The traffic court allows scheduling a hearing through the website. The problem was they kept offering me Friday afternoon times. I selected a different day, but that was also switched to a Friday even after I had received a hard copy confirmation. Once again, I logged in and settled the court date for Monday, December 21st at 1 PM. If you recall, we had a lot of snow that Sunday. So I left with plenty of time to spare and found nearby (FREE) parking. I waited outside my assigned room, then inside my assigned room, and then was told to proceed to a different room at about 1:30. Along the way I heard many other ticket stories.

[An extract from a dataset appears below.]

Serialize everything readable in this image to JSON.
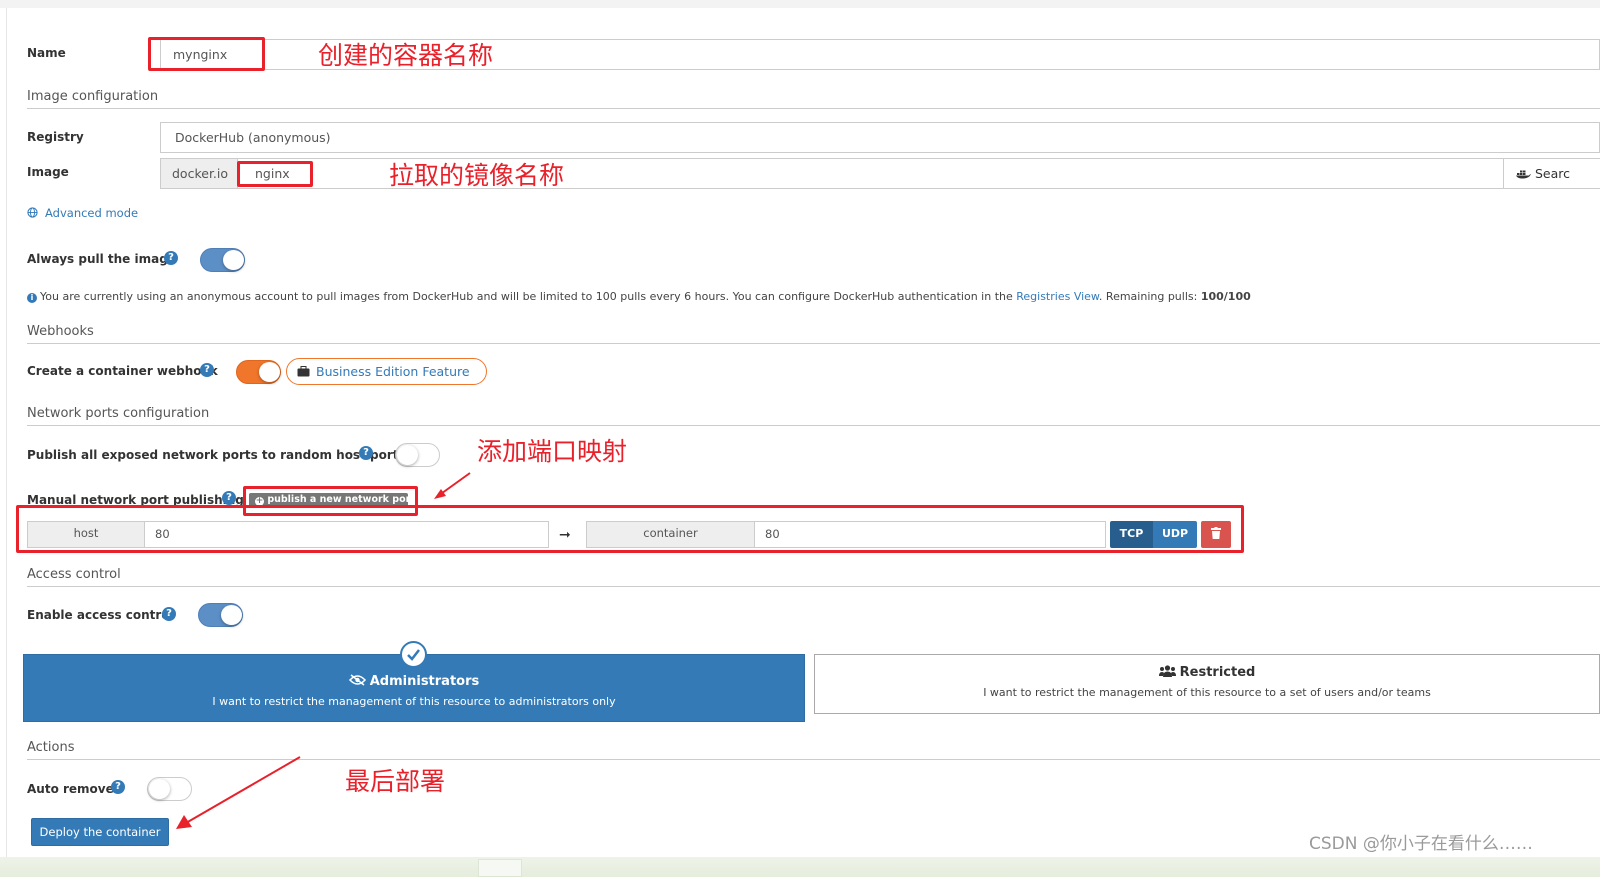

Finally, it was my turn. I took all my papers up with me. But I didn't have to say a word to win. The judge asked the officer if the ticket was unaltered. It was. The judge asked how the officer could foretell a traffic infraction for September 6th 2010. That's right. The officer had written the wrong year. (Hence the title of this post.) While I had heard that error among the other cases, they usually wrote the prior year, i.e. 2008 instead of 2009. Somehow this policeman had written down the next year. And I got the not guilt vertdict I deserved but may not have succeeded in proving. That brought home the realization of what it feels liek to have Hashem yilachem lachem.